Realizing the town's potential, Bennett gathered a group of friends around her kitchen table—her "kitchen cabinet" —and the Willa Cather Pioneer Memorial and Educational Foundation was born. When it incorporated in 1955, eight participants kicked in 20 dollars each, most of which went to pay for the notice of incorporation in the newspaper. Bennett was named president, a post she held on and off until her death in 1989. And with donations, grants, and grit, the foundation began preserving the structures that inform Cather's work.
The first structure the foundation acquired, in 1959, was the Silas Garber Bank Building (Silas Garber was the model for Captain Forrester in A Lost Lady). At that time, it was functioning as city hall, and the city offered it at its original purchase price of $1,000. Renovations were aided by a $5,000 grant from the J. M. McDonald Foundation, and in 1962, the building opened as the Willa Cather Pioneer Memorial Museum and Archives.
Around that time, Cather's childhood home was donated to the foundation, which already had acquired much of the original furnishings; restoration of that began in 1966, with a $10,000 grant from the Woods Charitable Fund of Lincoln. Bennett herself painstakingly removed multiple layers of wallpaper in Cather's little attic room (familiar to readers of The Song of the Lark) to reveal the wallpaper the author took as pay for working at the local drugstore.
And in 1972, the Nature Conservancy purchased more than 600 acres of virgin prairie near town, establishing the Willa Cather Memorial Prairie.
Over the years, donations large and small continued the work. Cather's niece and her husband donated money for central heat and air in the museum; a station wagon was donated for transporting items; and a mortuary donated a casket to use in a now-gone diorama representing "The Sculptor's Funeral" from one of Cather's short stories.
Red Cloud local Leisa Zalman, a child when the museum was created, recalls being enlisted to help lift and carry; she was especially thrilled to help place a wax corpse in the casket.
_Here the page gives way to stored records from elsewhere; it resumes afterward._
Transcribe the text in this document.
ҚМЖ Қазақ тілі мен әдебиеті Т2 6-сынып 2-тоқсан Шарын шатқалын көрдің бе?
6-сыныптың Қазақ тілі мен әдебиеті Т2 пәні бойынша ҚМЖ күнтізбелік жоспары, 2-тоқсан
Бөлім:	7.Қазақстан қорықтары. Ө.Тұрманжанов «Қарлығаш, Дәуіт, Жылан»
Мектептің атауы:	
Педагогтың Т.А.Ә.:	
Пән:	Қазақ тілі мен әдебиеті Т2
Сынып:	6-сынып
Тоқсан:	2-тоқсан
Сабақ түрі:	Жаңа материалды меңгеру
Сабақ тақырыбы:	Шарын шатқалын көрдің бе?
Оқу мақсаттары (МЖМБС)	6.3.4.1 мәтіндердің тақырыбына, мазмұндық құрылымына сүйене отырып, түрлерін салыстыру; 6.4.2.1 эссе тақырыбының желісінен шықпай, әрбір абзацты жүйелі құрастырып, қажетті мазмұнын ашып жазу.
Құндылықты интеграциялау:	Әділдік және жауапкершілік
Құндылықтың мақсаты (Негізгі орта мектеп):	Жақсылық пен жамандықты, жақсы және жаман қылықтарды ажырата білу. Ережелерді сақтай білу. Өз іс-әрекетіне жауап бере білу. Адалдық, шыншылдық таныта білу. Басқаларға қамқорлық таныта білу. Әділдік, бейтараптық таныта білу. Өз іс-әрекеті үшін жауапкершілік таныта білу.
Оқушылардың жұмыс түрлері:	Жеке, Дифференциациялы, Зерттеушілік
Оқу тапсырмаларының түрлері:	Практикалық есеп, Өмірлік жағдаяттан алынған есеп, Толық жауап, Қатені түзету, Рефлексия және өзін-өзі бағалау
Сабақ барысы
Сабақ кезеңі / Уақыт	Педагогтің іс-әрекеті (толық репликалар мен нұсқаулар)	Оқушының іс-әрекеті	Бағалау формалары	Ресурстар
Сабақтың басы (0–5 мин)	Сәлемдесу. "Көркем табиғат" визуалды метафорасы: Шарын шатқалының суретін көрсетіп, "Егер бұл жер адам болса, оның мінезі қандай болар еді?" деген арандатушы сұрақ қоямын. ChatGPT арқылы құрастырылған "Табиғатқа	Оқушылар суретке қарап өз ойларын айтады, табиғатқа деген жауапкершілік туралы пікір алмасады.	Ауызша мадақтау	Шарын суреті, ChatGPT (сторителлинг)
The local Girl Scouts even offered a Willa Cather Merit Badge.
Zalman remembers Bennett as wise, educated, and generous. "I was always learning from her. She was always teaching me stuff," she says.
Others describe Bennett as visionary, strong-willed, and "eccentric—in a good sense," according John Murphy of Brigham Young University in "Singing Cather's Song," a short documentary about Bennett sold at the foundation bookstore. (Eccentric indeed: In a plot point worthy of Cather, the Bennetts shared their home with a woman and her child who was fathered by Mildred's husband—common knowledge locally.)
In a 1970 interview for the University of Nebraska, Bennett suggested that visitors to Red Cloud set aside at least a half day for their visit. Today, that would scarcely be enough. Structures currently owned or managed by the Willa Cather Foundation (assisted by the Nebraska Historical Society) include:
- the Red Cloud Opera House, currently the foundation’s headquarters;
- the Harling House, named for the family in My Antonia and former home to the Miner family, on which the characters were based;
- the Cather Second Home, where her family lived afte she moved away (though she visited often), now a comfortable guest house;
- several churches;
- and, about 13 miles outside of town, the home of Anna Pavelka, the prototype for Antonia.
The foundation also hosts an annual Cather conference, and is in late stages of a capital campaign for a National Willa Cather Center, with Ken Burns as honorary national chair.
In "Singing Cather’s Song," Bennett spoke candidly about breaking from her strict religious upbringing, but said she considered Cather to be a religious writer.
"She had some terrible problems with organized religion, but Cather's got some very profound truths in her writing," she said. These truths moved Bennett to dedicate her life to preserving Willa Cather's story and, with others past and present, the town of Red Cloud, where the author found her inspiration.